Но, однажды вечером Птица неожиданно переменила свою тактику вместе с со сложившейся точкой зрения. Что не всегда говорит в пользу психического здоровья у особ зрелого возраста.
Был вечер. Тишина нависала над угрюмо задумавшимся жильем, пытаясь задавить у проживающих даже намеки на мыслительную деятельность. Мысли, едва возникнув, растекались по жилому пространству, как кисель, желейно -бесформенные, ленивые и пустые. Они не озвучивались, но подразумевались. Даже не сами они. А возможность их возникновения.
Спать не хотелось. И не спать- тоже не хотелось. Хотелось "чего-то",как всегда не оказавшегося в наличии.
Помочь мне в этом неосознанном желании было некому. Да и не в чем было помогать..Безумие только лишь формировалось.
Птица затаилась в противоположном углу, наблюдая за мной.

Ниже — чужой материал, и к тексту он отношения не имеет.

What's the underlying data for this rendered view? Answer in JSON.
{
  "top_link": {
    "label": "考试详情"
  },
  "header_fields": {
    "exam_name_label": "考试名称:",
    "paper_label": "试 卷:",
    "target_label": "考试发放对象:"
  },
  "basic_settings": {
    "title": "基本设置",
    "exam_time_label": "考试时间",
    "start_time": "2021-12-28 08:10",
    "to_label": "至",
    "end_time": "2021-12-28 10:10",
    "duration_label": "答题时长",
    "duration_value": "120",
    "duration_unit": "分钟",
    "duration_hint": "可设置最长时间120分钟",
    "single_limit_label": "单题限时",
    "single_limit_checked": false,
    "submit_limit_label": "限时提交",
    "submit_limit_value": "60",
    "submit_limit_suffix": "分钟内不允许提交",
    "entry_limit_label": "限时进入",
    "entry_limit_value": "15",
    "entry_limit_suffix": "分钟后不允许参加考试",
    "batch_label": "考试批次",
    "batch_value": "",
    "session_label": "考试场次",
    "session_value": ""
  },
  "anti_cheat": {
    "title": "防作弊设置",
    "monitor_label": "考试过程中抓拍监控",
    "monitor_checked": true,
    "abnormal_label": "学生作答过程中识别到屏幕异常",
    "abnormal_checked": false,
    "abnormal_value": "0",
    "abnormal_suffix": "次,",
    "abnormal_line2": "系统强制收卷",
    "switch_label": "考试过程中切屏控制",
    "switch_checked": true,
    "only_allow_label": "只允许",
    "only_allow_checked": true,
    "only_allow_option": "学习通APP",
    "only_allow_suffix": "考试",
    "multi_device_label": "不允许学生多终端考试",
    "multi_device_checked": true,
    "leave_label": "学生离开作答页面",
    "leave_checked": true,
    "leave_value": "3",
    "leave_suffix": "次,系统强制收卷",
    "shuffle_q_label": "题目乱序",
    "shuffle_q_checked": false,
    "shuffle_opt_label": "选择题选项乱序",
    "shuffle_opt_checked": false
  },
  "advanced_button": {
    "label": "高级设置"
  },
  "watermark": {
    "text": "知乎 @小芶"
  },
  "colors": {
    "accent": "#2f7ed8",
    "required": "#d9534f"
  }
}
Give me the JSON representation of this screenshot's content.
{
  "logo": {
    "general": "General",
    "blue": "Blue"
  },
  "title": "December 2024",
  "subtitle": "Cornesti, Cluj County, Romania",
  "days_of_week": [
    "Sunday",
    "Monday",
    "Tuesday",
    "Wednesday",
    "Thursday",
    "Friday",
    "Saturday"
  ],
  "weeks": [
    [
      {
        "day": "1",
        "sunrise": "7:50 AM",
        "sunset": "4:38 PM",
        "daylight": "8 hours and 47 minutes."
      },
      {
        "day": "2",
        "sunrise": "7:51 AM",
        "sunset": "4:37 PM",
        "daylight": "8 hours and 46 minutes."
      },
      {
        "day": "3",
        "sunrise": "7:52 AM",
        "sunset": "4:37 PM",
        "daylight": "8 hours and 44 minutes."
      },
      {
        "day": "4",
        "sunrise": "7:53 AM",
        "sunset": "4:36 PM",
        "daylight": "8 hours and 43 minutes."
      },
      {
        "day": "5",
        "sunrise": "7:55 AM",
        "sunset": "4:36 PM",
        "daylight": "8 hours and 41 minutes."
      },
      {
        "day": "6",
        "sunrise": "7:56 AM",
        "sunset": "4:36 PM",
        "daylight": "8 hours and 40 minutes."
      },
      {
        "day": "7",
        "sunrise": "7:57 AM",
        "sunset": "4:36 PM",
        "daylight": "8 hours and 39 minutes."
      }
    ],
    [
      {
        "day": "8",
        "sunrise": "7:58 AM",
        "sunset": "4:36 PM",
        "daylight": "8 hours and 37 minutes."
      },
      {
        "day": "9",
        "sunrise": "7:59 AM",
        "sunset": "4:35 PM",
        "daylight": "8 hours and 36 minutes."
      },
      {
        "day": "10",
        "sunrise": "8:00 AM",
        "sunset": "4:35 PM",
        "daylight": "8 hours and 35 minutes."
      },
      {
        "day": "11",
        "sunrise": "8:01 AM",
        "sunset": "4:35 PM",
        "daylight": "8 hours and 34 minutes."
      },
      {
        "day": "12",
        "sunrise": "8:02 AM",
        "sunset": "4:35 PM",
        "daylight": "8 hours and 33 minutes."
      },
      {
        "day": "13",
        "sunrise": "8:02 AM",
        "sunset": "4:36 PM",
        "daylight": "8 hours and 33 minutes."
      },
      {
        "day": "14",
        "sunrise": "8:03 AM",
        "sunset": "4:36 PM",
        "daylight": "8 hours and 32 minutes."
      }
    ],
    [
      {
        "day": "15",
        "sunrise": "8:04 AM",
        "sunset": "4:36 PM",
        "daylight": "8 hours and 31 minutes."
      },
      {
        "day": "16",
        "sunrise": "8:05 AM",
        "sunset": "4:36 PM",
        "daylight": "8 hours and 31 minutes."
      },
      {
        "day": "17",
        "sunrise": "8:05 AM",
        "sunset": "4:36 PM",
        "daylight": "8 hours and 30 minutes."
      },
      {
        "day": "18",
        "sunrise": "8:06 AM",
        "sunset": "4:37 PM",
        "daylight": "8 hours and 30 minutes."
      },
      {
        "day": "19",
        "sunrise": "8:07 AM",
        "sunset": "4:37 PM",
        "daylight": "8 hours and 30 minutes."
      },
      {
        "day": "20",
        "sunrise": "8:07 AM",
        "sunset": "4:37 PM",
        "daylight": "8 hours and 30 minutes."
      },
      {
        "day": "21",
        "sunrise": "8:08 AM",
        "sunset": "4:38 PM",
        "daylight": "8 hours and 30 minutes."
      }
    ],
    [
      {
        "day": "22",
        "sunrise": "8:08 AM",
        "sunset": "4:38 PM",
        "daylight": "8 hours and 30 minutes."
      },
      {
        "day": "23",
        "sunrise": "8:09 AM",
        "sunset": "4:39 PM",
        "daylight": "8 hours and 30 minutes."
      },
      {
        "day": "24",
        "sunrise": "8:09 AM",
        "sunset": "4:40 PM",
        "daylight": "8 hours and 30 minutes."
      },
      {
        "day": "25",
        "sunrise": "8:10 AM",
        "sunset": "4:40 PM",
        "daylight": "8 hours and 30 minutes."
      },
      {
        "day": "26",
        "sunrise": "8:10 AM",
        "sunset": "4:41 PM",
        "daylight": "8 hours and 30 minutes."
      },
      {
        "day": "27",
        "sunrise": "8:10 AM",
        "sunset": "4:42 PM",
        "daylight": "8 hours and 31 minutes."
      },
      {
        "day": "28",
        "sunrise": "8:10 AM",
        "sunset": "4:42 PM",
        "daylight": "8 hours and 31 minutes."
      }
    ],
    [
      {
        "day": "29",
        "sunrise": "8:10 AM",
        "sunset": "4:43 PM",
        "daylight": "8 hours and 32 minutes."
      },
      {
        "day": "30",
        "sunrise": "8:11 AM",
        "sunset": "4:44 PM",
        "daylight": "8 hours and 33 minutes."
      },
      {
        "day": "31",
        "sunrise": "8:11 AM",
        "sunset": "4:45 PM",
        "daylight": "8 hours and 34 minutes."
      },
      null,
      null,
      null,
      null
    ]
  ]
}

Неожиданно раздался крик, яростно защелкал ее клюв, которым она пыталась придушить проплывающую мимо нее мою еще не родившуюся мысль о побеге.
-Пусти!- пронзительно пропищало едва живое что-то.
Вот оно! И я сразу же поняла. ВСЕ, наконец, обозначилось.
Моя вольная мысль! Умница! Меня просто осенило, когда я услышала ее внезапный вопль о помощи в клюве у пришедшей в откровенную ярость Птицы.
Осталось разбудить подевавшуюся куда-то решимость. И...
Однако..
Был Вечер. Становилось удушливо темно и тихо. Было и внезапно сформированное намерение. Но и Птица -тоже БЫЛА.